Today we have a guest post from Mike Bergin, the founder of Chariot Learning, shares the insight and experience earned over twenty-five years in education through his extensive writing on test prep and teaching.
Everyone wants great test scores. That is to say, anyone who has to sit for an important or perhaps even trivial wants to score as well as possible. Nobody I’ve ever met went into a midterm or AP exam saying, “Boy, I hope I bomb this one.”
Earning exceptional test scores, especially on high stakes exams like the SAT and ACT, feels like winning, and just about everyone wants to win. Just as we all want to be happy, successful, and loved, we want to win. Obviously, none of those things come easy, if at all. How exactly does wanting something challenging like exceptional test scores translate to earning exceptional test scores?

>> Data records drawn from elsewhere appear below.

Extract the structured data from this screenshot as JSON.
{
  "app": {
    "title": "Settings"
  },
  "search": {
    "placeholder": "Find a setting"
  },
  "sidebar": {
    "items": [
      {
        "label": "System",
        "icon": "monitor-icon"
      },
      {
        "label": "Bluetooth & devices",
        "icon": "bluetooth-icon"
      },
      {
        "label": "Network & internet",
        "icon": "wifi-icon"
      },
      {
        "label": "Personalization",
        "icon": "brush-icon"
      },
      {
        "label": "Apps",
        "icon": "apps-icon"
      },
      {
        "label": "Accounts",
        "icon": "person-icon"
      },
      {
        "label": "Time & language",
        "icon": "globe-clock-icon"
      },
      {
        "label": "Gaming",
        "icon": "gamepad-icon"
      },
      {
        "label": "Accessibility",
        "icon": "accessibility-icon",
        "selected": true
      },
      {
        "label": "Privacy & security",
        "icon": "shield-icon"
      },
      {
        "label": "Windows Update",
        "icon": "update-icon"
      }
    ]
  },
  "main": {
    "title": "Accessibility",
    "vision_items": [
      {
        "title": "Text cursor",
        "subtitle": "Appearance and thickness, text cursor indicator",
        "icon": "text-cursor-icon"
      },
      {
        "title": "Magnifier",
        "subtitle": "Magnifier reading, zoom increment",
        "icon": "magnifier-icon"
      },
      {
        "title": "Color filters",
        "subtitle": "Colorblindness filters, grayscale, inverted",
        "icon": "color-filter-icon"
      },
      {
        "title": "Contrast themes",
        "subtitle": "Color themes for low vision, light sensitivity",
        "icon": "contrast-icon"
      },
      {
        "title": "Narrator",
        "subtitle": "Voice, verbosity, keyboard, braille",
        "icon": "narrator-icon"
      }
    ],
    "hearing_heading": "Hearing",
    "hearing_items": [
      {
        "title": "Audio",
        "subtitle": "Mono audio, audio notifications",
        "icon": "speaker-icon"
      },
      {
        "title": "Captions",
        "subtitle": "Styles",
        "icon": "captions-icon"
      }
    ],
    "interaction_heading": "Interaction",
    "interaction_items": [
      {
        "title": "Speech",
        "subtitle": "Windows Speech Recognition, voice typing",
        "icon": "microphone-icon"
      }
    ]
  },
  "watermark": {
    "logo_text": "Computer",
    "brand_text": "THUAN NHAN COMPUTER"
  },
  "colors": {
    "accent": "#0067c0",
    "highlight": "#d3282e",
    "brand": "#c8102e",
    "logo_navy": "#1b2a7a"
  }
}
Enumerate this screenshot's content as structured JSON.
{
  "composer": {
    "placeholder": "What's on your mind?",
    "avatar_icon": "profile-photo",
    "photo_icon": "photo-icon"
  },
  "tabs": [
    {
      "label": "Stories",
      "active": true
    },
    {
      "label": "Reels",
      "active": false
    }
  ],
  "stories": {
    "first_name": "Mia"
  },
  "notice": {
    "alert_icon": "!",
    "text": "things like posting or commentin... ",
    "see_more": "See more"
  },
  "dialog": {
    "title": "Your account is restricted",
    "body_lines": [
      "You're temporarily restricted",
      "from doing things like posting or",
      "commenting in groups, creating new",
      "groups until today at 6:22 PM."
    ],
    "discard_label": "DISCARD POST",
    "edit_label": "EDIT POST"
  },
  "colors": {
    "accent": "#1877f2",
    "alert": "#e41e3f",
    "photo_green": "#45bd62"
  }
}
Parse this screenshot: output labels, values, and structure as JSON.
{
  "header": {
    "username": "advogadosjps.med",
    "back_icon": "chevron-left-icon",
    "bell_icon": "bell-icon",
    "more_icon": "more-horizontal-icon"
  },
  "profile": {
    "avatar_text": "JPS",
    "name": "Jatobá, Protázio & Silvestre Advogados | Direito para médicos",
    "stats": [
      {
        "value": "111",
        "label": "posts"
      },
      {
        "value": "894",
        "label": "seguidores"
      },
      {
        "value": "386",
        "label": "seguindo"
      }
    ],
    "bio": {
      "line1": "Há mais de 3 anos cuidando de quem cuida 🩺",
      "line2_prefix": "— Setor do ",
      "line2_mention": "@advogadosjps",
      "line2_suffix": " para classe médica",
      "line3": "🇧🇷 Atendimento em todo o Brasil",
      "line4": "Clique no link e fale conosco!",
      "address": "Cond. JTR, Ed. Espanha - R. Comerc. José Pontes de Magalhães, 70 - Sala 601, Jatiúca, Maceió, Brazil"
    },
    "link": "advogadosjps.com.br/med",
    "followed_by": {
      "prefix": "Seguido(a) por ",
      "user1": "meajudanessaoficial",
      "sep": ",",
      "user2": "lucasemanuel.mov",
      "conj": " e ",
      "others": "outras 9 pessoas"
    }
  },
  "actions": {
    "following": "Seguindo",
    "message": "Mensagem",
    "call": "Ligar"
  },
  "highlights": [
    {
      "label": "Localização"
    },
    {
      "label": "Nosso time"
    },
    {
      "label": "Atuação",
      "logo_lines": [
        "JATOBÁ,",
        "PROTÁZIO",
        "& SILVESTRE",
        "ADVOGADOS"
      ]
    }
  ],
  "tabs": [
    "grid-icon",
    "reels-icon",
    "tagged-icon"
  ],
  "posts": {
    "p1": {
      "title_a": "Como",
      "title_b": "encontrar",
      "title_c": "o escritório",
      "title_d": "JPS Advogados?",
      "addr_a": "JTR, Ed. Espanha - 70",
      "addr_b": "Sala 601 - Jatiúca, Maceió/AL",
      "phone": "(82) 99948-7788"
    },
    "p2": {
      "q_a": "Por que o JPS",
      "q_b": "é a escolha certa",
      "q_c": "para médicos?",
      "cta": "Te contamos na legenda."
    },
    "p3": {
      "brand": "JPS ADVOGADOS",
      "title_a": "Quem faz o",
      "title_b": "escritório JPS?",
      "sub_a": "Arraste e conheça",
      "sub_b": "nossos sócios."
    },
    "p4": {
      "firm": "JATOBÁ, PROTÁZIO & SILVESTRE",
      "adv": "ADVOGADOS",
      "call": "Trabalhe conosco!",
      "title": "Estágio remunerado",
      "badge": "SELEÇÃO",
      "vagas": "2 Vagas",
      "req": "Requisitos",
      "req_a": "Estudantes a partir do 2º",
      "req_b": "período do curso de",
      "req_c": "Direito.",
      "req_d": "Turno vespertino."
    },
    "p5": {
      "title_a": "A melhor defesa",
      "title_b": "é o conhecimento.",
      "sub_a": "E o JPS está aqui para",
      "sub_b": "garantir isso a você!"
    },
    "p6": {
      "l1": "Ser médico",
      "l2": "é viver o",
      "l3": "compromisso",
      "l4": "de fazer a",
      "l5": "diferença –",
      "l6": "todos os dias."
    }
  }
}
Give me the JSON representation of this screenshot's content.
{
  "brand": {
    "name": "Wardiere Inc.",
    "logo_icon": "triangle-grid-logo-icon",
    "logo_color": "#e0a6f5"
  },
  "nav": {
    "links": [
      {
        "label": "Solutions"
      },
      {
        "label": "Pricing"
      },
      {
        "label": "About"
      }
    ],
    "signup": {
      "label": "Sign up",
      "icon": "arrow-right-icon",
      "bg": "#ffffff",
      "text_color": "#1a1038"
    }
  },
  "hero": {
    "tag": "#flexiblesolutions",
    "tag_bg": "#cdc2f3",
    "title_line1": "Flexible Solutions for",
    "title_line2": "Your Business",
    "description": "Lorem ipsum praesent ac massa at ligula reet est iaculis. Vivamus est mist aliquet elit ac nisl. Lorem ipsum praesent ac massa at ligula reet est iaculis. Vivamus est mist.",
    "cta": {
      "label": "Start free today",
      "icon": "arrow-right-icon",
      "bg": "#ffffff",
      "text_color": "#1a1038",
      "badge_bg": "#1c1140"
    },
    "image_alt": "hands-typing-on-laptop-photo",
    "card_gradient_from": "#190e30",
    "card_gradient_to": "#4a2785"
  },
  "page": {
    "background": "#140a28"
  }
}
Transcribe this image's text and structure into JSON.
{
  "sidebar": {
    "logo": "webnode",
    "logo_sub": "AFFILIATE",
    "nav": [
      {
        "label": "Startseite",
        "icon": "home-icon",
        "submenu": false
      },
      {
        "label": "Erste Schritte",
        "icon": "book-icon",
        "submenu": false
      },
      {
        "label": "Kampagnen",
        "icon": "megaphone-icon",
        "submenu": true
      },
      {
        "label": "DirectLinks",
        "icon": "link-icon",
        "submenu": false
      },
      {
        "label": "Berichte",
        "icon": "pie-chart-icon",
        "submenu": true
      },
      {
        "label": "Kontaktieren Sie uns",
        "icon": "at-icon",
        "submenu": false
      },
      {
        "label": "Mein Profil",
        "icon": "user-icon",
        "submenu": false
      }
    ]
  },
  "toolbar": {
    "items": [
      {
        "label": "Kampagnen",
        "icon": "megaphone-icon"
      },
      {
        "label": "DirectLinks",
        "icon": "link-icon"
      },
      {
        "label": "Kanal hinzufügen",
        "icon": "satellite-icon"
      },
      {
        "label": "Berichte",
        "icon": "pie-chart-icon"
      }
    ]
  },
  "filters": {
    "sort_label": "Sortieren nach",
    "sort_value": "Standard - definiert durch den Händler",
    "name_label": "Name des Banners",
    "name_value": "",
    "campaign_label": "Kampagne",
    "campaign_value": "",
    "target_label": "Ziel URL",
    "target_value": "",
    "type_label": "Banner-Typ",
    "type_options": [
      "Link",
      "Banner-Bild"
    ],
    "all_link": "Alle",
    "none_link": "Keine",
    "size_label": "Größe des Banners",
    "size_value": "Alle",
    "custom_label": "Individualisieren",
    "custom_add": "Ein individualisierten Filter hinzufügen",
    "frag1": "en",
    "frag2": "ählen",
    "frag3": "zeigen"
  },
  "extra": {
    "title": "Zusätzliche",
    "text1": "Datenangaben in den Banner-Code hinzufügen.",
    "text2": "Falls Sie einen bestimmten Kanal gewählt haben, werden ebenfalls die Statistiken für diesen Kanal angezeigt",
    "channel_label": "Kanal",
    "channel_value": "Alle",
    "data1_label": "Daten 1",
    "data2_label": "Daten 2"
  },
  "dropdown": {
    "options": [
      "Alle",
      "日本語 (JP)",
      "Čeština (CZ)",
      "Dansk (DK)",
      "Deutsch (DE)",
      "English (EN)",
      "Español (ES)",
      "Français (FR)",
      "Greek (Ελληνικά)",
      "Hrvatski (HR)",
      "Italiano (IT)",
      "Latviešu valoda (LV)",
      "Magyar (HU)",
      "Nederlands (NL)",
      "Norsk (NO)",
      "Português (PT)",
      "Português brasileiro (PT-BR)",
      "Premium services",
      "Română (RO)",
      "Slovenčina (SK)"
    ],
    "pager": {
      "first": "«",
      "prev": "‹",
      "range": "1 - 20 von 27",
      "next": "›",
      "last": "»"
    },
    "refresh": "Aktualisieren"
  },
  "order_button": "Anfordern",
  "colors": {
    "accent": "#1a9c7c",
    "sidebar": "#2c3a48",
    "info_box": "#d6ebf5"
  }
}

In his day, Bobby Knight helped a lot of aspiring athletes become winning athletes. Fans of college basketball likely recognize the controversial Knight as one of the most successful coaches of all time, winning 902 NCAA Division I men’s college basketball games over a long career. What he learned about winning applies to any endeavor on or off the court:
“The will to win is not nearly as important as the will to prepare to win. Everyone wants to win but not everyone wants to prepare to win. preparing to win is where the determination that you will win, is made. Once the game or test or project is underway, it is too late to prepare to win. The actual game, test or project is just the end of a long process of getting ready, in which the outcome was really determined. So if you want to win, you must want to prepare to win. Once you prepare to win, winning is almost anti climatic.”
Basically, wanting to win is not at all special; everyone wants to win. Preparing to win, on the other hand, sets you on a path to actually accomplishing your dreams.
Where the SAT and ACT are concerned, the best scores don’t just fall to the students who want them. Instead, you’ll find the ones with the will to prepare to earn them over-represented at the upper percentiles. The will to prepare to win on the big tests demands a lot, as every road to victory does:
The will to study the content on the test
The will to learn the best strategies for the test
The will to practice questions, sections, and full tests
The will to learn from mistakes to improve point by point
The will to work with whoever gives you the best shot at your best scores
The will to arrive at the test ready for peak performance
Knight was not the first to draw the distinction between the will to win and the will to prepare to win. Similar sentiments have been credited to legendary coaches from Vince Lombardi to John Wooden to Joe Paterno, though University of Michigan football coach Fielding H. Yost was almost certainly the first. But Knight returned to this essential point again and again in order to convey what it takes to win:
“Winning to me is a very wholesome objective, yet very few people know how to go about it. The will to win has always been grossly overrated as a means of doing so. Everyone wants to win. The will to prepare to win and the ability to prevent losing are of far greater importance.”
Remember, if you want to win, you must want to prepare to win. And then prepare!